Four rounds into the 2012 TAC Cup season, Dalrymple's scouts reported that Macrae had just enjoyed the best month of any youngster in Australia. "It was exciting because he was a new player who wasn't even on our talent list at the start of the year, and now he was a definite AFL player."
He was racking up 30-possession games for fun but wouldn't rest; getting drafted had become his top priority. In the first game of the under-18 championships, Vic Metro suffered a shock loss to Northern Territory. Macrae says "they dropped nearly 18 players after that", but he held his spot, was shifted forward in the next game and kicked four in a quarter. "I grew from there."
Now he has played two 30-possession games in the first three rounds of the season. He'd by lying if he said getting heaps of the ball wasn't fun, but insists he knows it's not about the numbers. "There's a lot of steps that go into playing well."
Still, it's impossible not to hear the hype – that among a gifted group, Macrae is shaping as a player who in years to come will be front and centre in the Bulldogs' showroom. His parents pass on snippets of the glowing talk they hear, and Finlay tells him after every game how he went in his fantasy football team. He's learning to treat it as merely more noise.

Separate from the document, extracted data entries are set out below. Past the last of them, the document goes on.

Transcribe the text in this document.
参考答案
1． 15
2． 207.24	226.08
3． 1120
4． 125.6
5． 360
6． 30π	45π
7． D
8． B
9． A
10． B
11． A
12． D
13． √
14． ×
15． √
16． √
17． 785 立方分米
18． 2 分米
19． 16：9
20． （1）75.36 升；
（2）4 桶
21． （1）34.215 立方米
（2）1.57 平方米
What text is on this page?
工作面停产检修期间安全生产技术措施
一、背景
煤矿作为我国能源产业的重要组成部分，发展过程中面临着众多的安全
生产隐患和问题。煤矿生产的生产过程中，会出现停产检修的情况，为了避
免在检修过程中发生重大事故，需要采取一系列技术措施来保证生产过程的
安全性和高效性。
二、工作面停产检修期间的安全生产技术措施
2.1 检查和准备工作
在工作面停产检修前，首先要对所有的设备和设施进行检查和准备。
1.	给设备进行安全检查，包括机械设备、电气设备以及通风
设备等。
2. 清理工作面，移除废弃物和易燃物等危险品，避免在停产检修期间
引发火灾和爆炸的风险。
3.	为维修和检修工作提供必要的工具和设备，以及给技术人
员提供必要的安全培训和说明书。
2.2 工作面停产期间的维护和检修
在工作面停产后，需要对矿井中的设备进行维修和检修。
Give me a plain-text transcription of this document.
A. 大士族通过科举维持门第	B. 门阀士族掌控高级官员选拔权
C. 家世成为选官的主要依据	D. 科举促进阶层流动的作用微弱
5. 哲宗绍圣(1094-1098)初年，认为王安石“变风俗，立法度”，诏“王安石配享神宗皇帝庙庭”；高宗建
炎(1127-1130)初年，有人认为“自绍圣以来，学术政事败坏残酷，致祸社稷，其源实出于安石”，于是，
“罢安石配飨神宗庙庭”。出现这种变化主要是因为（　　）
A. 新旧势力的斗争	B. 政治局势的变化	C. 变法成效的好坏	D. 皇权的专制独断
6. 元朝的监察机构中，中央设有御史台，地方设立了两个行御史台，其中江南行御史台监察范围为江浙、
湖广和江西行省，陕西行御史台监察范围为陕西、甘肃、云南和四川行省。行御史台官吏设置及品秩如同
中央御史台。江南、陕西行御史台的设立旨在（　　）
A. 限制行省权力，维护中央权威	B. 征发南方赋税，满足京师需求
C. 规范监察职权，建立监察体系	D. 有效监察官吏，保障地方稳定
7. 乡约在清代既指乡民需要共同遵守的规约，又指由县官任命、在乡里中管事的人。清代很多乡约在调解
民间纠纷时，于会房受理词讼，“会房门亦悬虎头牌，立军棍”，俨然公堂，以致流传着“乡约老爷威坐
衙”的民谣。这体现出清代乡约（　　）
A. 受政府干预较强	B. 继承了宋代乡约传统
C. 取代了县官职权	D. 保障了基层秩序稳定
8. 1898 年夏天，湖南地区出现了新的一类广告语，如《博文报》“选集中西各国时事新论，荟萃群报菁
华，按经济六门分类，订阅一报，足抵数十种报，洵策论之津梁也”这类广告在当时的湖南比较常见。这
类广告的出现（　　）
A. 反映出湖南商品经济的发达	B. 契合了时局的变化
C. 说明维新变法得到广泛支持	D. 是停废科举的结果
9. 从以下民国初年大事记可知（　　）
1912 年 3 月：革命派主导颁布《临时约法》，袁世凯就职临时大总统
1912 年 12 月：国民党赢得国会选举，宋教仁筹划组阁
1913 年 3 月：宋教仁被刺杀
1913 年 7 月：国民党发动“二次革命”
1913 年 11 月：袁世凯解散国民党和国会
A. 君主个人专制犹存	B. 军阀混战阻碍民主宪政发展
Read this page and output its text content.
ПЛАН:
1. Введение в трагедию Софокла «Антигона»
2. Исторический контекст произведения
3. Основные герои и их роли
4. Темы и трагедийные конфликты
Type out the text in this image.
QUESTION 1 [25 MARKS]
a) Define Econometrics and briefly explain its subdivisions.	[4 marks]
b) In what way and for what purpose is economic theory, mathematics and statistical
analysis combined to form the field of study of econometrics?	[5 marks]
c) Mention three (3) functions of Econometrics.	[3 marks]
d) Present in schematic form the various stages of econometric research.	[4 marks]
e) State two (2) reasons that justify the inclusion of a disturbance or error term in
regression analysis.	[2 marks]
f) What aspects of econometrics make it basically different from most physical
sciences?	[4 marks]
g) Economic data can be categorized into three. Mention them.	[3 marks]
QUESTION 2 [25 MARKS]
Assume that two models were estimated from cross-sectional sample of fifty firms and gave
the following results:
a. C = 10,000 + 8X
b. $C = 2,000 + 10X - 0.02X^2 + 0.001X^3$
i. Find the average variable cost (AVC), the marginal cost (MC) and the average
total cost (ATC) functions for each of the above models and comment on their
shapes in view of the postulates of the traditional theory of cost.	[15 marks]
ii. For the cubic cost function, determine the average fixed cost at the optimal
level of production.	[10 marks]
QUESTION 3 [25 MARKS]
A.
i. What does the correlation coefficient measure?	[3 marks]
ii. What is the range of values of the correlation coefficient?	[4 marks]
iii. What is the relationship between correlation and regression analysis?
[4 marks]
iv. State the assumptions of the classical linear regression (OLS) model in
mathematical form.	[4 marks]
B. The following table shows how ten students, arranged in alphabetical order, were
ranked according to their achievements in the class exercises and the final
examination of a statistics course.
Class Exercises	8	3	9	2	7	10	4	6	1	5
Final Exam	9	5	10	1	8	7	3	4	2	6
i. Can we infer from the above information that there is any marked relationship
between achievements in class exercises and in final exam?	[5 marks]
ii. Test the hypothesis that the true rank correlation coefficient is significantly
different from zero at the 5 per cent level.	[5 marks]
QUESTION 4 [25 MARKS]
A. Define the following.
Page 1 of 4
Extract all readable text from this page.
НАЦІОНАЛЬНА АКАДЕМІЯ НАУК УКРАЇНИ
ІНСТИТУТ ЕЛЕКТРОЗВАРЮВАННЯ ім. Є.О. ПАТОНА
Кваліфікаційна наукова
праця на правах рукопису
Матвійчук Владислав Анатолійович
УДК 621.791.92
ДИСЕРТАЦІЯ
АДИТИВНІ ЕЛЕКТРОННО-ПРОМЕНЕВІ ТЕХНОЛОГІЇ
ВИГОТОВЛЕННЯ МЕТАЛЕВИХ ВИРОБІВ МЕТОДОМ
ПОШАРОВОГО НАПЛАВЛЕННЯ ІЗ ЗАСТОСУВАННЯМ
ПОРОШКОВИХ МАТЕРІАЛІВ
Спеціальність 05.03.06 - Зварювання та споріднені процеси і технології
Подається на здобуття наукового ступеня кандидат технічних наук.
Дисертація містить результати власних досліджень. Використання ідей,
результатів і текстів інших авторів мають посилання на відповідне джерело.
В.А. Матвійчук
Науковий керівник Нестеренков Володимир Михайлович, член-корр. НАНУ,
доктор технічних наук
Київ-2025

"I'm not fazed by it, I'm a bit embarrassed by it if anything. What we're building, it's a collective effort."
His mother has long worked with domestic violence cases, another slice of reality Macrae says had a grounding effect on her children. "That's been a big eye-opener, hearing the sort of stuff she deals with daily, that's opened my eyes to how lucky I've been growing up in a fortunate family."
Now he feels blessed to be in the Bulldog family, surrounded by contemporaries who are on the same page, helped by senior players Macrae says "have really bought in to nurturing us, haven't been selfish and looked after themselves". On Saturday GWS awaits, another promising young outfit with a long-range mission of finals and premierships. He embraces this battle and, with Gold Coast too, the many to come.
Former Cat Joel Corey, a similar personality, has been "huge" in teaching him how to build a platform by doing every little thing right. "Any player can have a good game, but the best players do it each week, each week, no matter who the opposition is."
The best players make their self-belief come true.